The look, as one would expect, is luxury chinoiserie. Layers of rich textures – creamy leather seating, hanging glass orbs, travertine columns – keep a neutral palette from fading to blah. The temptation is to run your fingers along everything (fine for the raw silk walls, not advised when it comes to the staff’s cheongsam-inspired dresses). Asian flourishes such as calligraphy paintings and Chinese vases in the rooms add to the subtle exotic feel.
Room with a view
Toronto has built itself a stunning skyline, but for full effect it’s best admired from a distance. The view up University offers a glimpse of green, but this will likely not be the Instagram moment of your trip.
Eat in or eat out?
Sick of all the hipster restaurants, with their Edison bulbs, lamentable indie soundtrack and endless variations of tacos? If the answer is yes, dine in and try Bosk. It is a dining experience that makes you feel very grownup, even if you have to suppress a giggle every time the phallic – but no doubt ridiculously expensive – water pitcher comes around. This summer, the six-course tasting menu (starting at $65 with wine) included a delectable caviar doughnut, foie gras with pickled cherries and scallops with sweet corn soup. Wine selections from the sommelier Mark Moffat (who is a wonder with pairings and patient when faced with endless questions) are a must. That being said, it would be remiss to leave the premises without popping into the adjacent Momofuko Noodle Bar for as least one drippy, succulent pork bun.
The signature treatment at the hotel’s Miraj Hammam Spa by Caudalie – or, as I call it, 30 minutes in steamy heaven. The fact that my practitioner lost 10 pounds just by working in this blissful atmosphere should be explanation enough, but here’s how the hammam and gommage treatment (as it’s officially known) unfolds. You take your clothes off (I opted for the disposable thong, thank you very much), unwind in a private Moroccan-styled steam chamber, have the scrub down of your life, then zone out on silk pillows while sipping tea and eating flaky honey pastries. Total escape from reality, for just $125.
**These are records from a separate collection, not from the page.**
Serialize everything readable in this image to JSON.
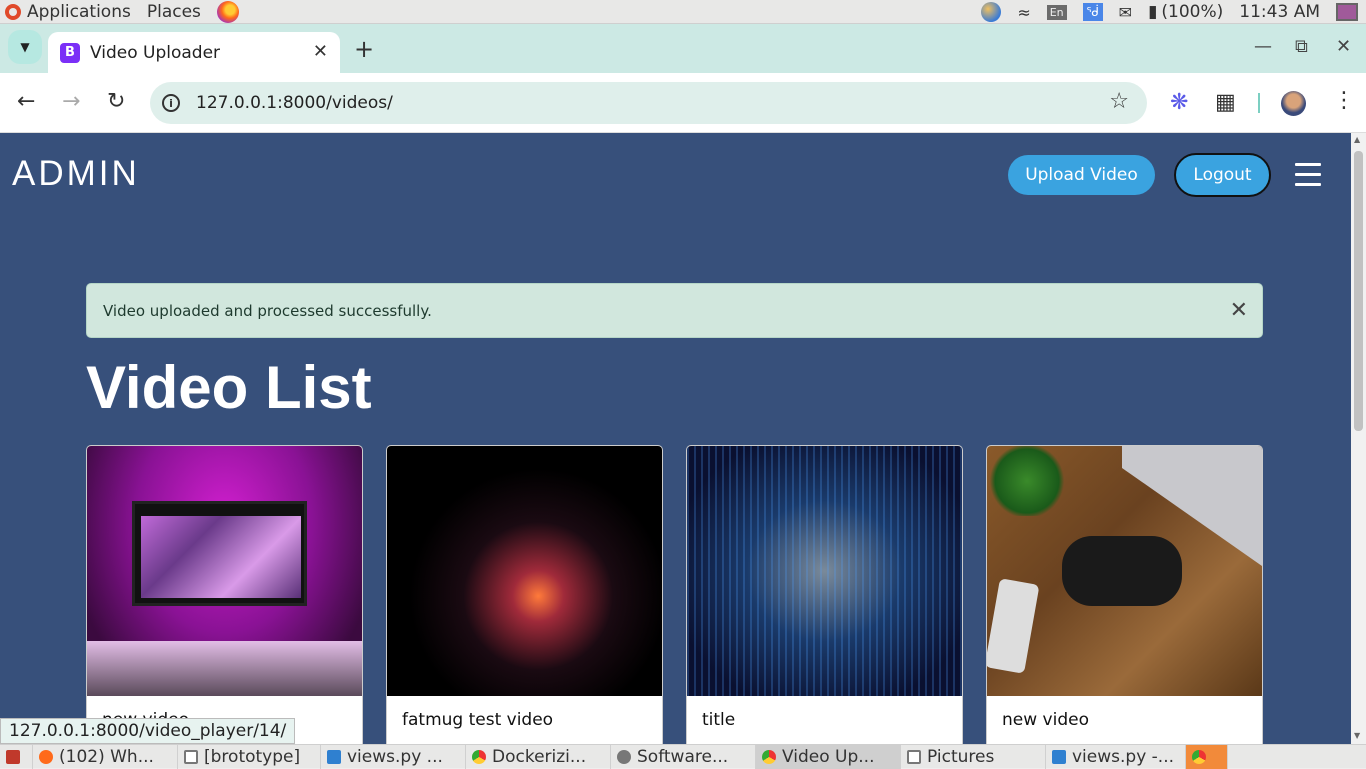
{
  "os_bar": {
    "menu": [
      "Applications",
      "Places"
    ],
    "language": "En",
    "battery": "(100%)",
    "clock": "11:43 AM"
  },
  "browser": {
    "tab_title": "Video Uploader",
    "tab_favicon_letter": "B",
    "url": "127.0.0.1:8000/videos/",
    "status_url": "127.0.0.1:8000/video_player/14/"
  },
  "navbar": {
    "brand": "ADMIN",
    "upload_label": "Upload Video",
    "logout_label": "Logout"
  },
  "alert": {
    "message": "Video uploaded and processed successfully."
  },
  "main": {
    "heading": "Video List",
    "videos": [
      {
        "title": "new video"
      },
      {
        "title": "fatmug test video"
      },
      {
        "title": "title"
      },
      {
        "title": "new video"
      }
    ]
  },
  "taskbar": [
    {
      "label": "(102) Wh..."
    },
    {
      "label": "[brototype]"
    },
    {
      "label": "views.py ..."
    },
    {
      "label": "Dockerizi..."
    },
    {
      "label": "Software..."
    },
    {
      "label": "Video Up..."
    },
    {
      "label": "Pictures"
    },
    {
      "label": "views.py -..."
    }
  ],
  "colors": {
    "page_bg": "#37507b",
    "button": "#3aa3e0",
    "alert_bg": "#d1e7dd"
  }
}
If I could change one thing
The Shangri-La is certainly not the first hotel to make guests call down for ice. I get it: Ice machines are loud and tacky. I don’t care. Just let me get it myself. And if you are going to make me order it, don’t keep me waiting for 30 minutes.
Whom you’ll meet
The hotel’s various drinking spots have perfected the art of luring both guests and locals. In the evenings, you can expect Bay Street suits looking for non-business transactions at the Bar; while the Lobby Lounge becomes a living ad for United Colors of Benetton. This is multiculturalism at its sexiest.
The writer was a guest of the hotel.